Anyone who has been involved with the criminal justice system asks themselves these questions:
When is the right time to tell my family?
When is the right time to tell my employer?
When is the right time to tell my friends and colleagues?
When is the right time in a social setting?
Is there ever a right time? How do I tell anyone?
I have come to believe that these conversations need to happen, sooner rather than later. The topic needs to be broached, otherwise it’s a sack of bricks we silently carry everywhere we go. And it gets heavier and heavier with the passage of time.
Keeping secrets is corrosive, but these are hard conversations to have.
We are reluctant to have the difficult conversations surrounding our criminal justice issues. We’re afraid of rejection, we’re afraid of judgment and we’re afraid of being ostracized. All pretty normal fears.
Anyone who knows me knows that I believe in disclosing our situation to our employer, or prospective employer, sooner rather than later. I feel that keeping it a secret is in the long run counter-productive to our employment prospects. When they find out, and they will find out, having kept it hidden only reinforces the notion that we are, among other things, untrustworthy.
What about the numerous other situations we’ll encounter in our lives?
Let me share a story from this past week at work.

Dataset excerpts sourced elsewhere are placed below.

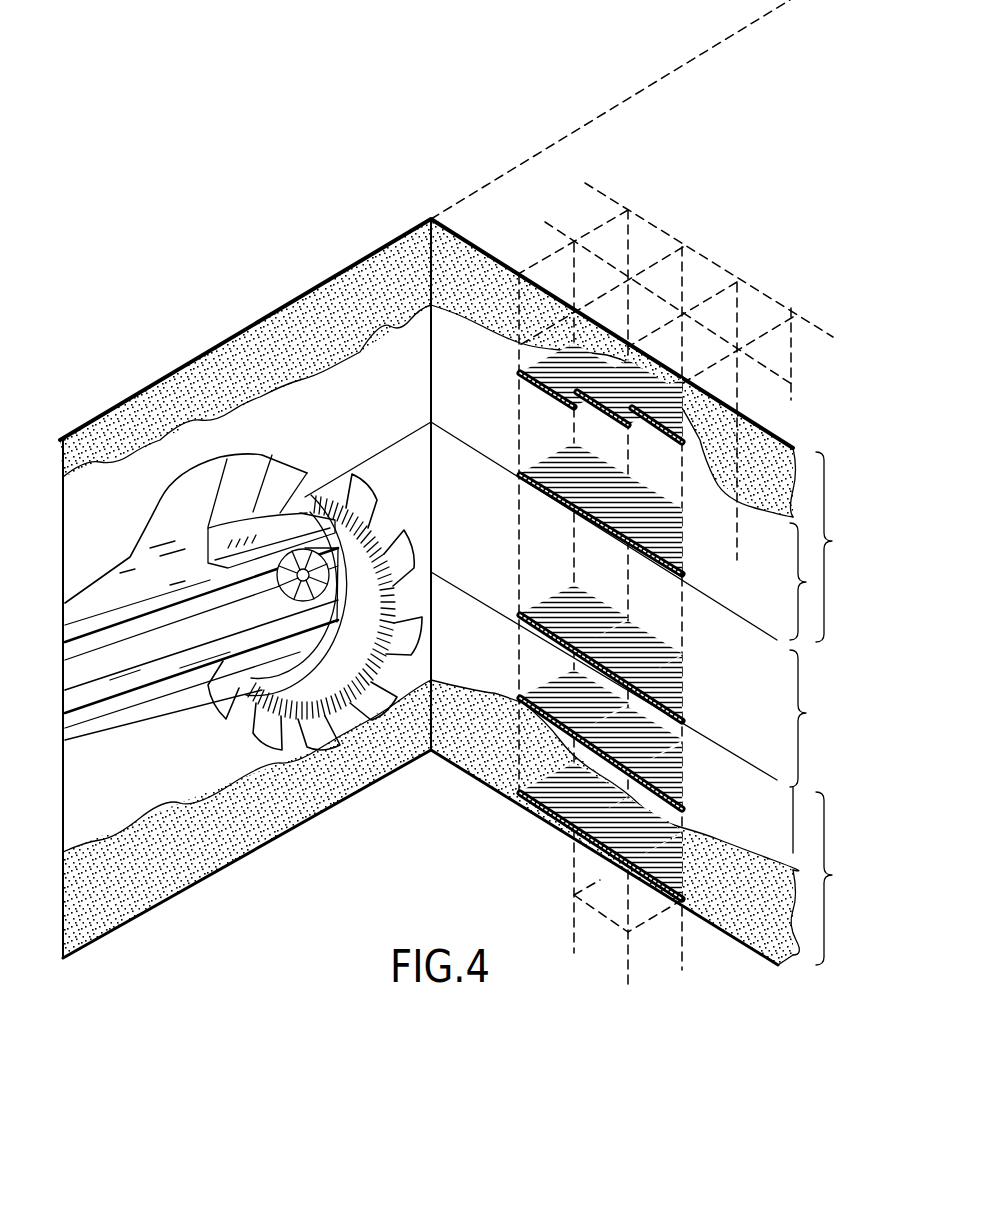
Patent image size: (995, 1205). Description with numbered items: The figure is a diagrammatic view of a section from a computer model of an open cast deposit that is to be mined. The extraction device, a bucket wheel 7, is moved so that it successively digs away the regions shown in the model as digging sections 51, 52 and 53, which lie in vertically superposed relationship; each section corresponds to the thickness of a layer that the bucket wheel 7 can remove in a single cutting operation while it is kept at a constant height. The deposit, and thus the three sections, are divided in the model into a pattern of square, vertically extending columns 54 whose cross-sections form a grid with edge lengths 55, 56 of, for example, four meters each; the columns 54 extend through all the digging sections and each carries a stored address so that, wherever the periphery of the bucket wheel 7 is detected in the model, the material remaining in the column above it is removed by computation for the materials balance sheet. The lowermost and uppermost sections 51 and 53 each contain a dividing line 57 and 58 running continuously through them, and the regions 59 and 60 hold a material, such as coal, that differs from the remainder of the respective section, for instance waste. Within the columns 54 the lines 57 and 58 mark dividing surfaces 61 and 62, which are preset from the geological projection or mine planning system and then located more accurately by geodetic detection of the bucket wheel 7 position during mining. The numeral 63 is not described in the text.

The bucket wheel 7 is at (308, 690).
The digging section 51 is at (826, 876).
The digging section 52 is at (632, 679).
The digging section 53 is at (583, 532).
The vertically extending columns 54 is at (727, 293).
The edge length 55 is at (763, 297).
The edge length 56 is at (763, 332).
The dividing line 57 is at (493, 693).
The dividing line 58 is at (480, 325).
The region of differing material 59 is at (793, 907).
The region of differing material 60 is at (797, 487).
The dividing surface 61 is at (540, 707).
The dividing surface 62 is at (718, 398).
The cut slab 63 is at (687, 563).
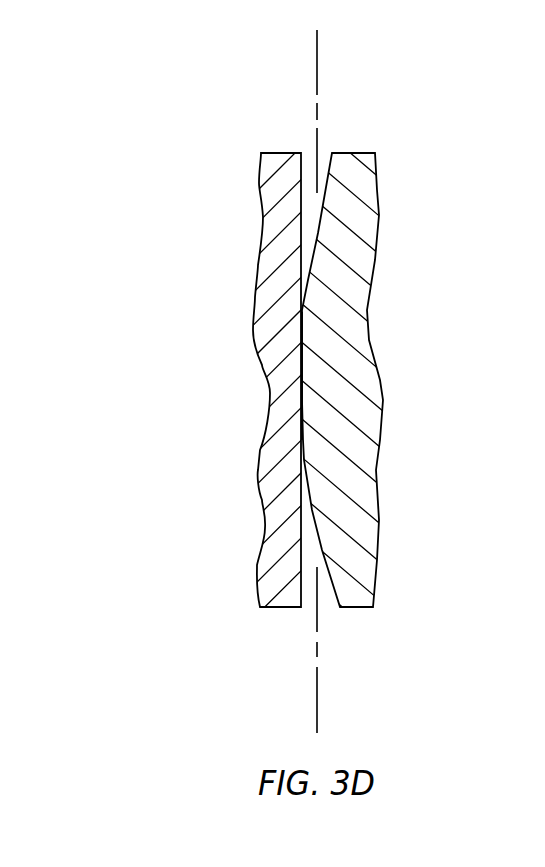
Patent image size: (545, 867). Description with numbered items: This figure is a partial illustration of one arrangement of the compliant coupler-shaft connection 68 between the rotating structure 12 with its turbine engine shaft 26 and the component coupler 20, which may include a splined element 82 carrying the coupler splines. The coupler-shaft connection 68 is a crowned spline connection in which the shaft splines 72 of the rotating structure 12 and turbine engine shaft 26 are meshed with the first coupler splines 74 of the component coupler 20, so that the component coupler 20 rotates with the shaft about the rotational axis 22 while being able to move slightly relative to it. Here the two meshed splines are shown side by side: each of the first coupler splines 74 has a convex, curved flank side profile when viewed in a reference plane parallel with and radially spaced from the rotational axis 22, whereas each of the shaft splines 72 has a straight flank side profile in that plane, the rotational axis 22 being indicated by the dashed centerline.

The rotational axis 22 is at (314, 37).
The shaft splines 72 is at (283, 153).
The first coupler splines 74 is at (348, 153).
The rotating structure 12 is at (272, 341).
The turbine engine shaft 26 is at (272, 341).
The component coupler 20 is at (403, 365).
The splined element 82 is at (403, 365).
The coupler-shaft connection 68 is at (329, 618).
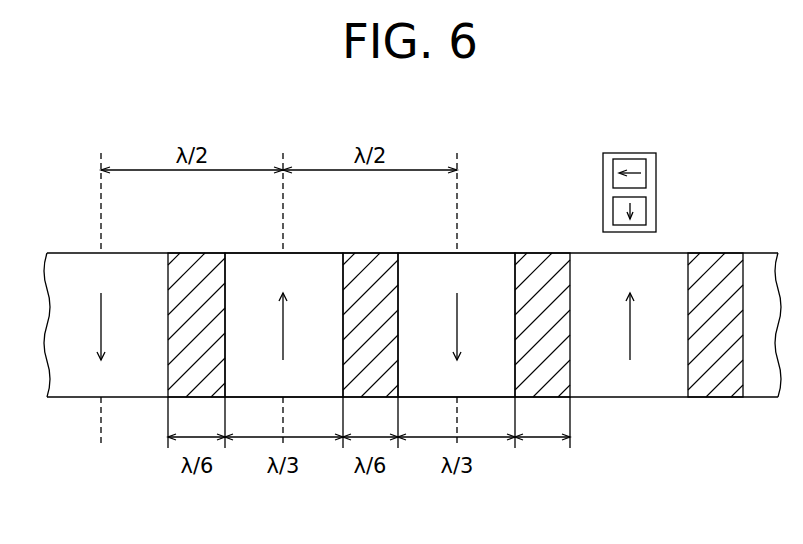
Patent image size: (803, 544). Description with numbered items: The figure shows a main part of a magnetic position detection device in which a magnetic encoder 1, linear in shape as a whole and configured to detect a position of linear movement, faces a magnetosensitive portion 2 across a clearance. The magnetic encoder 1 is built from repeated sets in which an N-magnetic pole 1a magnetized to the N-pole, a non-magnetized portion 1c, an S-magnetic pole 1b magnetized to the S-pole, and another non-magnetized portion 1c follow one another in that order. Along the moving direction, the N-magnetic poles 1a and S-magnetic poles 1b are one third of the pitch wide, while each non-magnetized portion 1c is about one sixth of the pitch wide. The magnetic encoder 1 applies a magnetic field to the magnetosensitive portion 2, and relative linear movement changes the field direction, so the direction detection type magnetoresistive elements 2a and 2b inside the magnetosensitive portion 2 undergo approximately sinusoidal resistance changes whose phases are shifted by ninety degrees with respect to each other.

The magnetic encoder 1 is at (645, 398).
The N-magnetic pole 1a is at (305, 253).
The S-magnetic pole 1b is at (487, 253).
The non-magnetized portion 1c is at (197, 253).
The magnetosensitive portion 2 is at (605, 153).
The direction detection type magnetoresistive element 2a is at (646, 210).
The direction detection type magnetoresistive element 2b is at (646, 170).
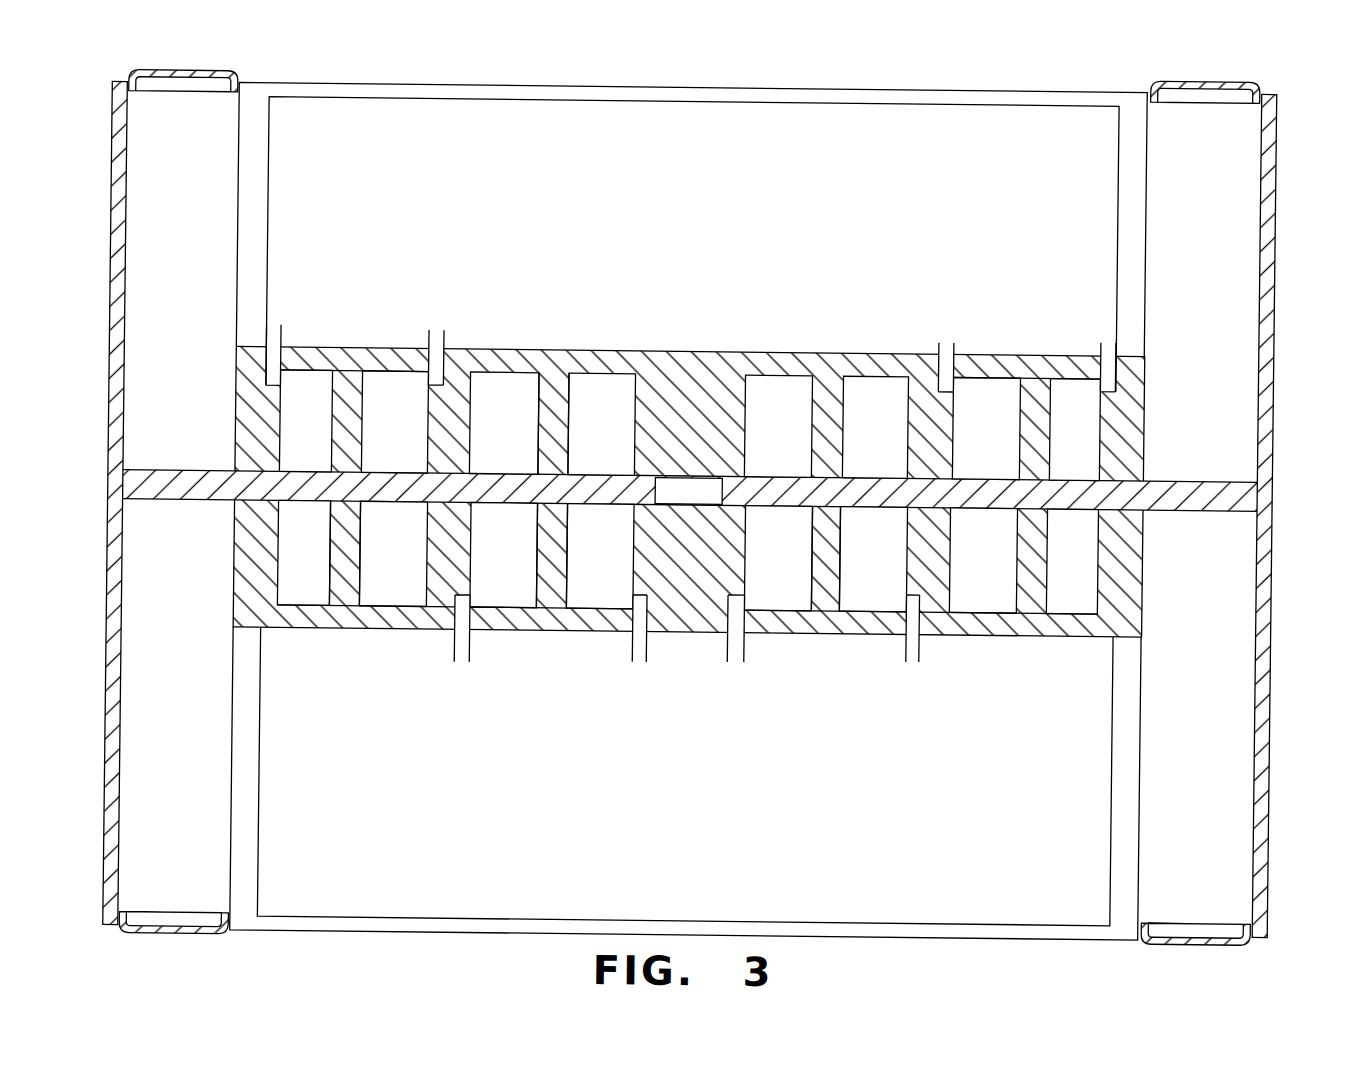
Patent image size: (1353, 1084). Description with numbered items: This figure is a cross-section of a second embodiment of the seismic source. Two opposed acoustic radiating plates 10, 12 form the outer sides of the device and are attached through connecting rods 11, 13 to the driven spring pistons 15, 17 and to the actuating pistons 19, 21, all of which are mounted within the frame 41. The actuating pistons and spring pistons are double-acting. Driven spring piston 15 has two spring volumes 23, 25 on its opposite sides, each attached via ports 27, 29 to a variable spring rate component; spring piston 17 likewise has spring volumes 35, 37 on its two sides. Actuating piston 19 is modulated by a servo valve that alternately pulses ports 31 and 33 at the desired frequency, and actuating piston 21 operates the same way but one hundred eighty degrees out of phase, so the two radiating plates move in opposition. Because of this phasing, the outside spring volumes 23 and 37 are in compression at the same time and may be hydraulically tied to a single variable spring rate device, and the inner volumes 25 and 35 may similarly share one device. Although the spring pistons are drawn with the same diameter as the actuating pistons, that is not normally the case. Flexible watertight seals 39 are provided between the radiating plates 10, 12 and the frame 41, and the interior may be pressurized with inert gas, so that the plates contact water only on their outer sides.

The radiating plate 10 is at (108, 371).
The connecting rod 11 is at (190, 501).
The radiating plate 12 is at (1272, 328).
The connecting rod 13 is at (1205, 486).
The driven spring piston 15 is at (349, 574).
The driven spring piston 17 is at (1031, 394).
The actuating piston 19 is at (553, 398).
The actuating piston 21 is at (828, 583).
The spring volume 23 is at (320, 572).
The spring volume 25 is at (408, 571).
The port 27 is at (276, 328).
The port 29 is at (434, 330).
The port 31 is at (463, 655).
The port 33 is at (641, 653).
The spring volume 35 is at (1000, 574).
The spring volume 37 is at (1090, 572).
The flexible watertight seal 39 is at (207, 77).
The frame 41 is at (843, 88).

I was paired for a day-long task with another one of my coworkers. We had never worked together before. The task at hand gave us ample opportunity to have a conversation while we were working.
As we were comparing our relative experience with our employer they told me how grateful they were to have this job because it was so difficult to find work as they were on federal probation.
BOOM, there it was!
Here I was thinking of ways I was going to broach the topic with them (at some yet to be determined ‘right time’) and they got there first. I felt good that they were comfortable sharing this part of their life with me. Then I felt a sense of relief as I shared my situation. As we continued our conversation throughout the afternoon we found that we had so much in common irrespective of the differences in our convictions. It was a really good day.
I’ve been thinking about this experience and here are some thoughts I’ve come away with.
Prior to that moment did I have any inkling they had a felony conviction? No! And the same is true for them about me, they had no idea. Did we have a large F stamped on our foreheads? Obviously not. Yet we both were silently keeping the same secret, until we weren’t.
It felt very good to be able to talk openly about our experience free of judgment and not having to hide something so impactful in our lives.
Too often I forget that there are hundreds of thousands of men and women in our society carrying around the same guilt, shame and fear of judgement that I am. They are the checkout person at the grocery store, they cut my hair, they’re my plumber, they’re my electrician, they are the men and women I work with.
I am very mindful of the fact that not every experience that I will have, or you will have, is going to be pleasant. I have had plenty of unpleasant ones in the past. Sometimes my worst fears will be realized; I will be judged, or rejected.
So, is there ever a right time? And with whom do I share? I don’t really know for sure, but I do know this much – the more I hold it inside, the more energy I expend keeping my secret, my sense of isolation will never truly end.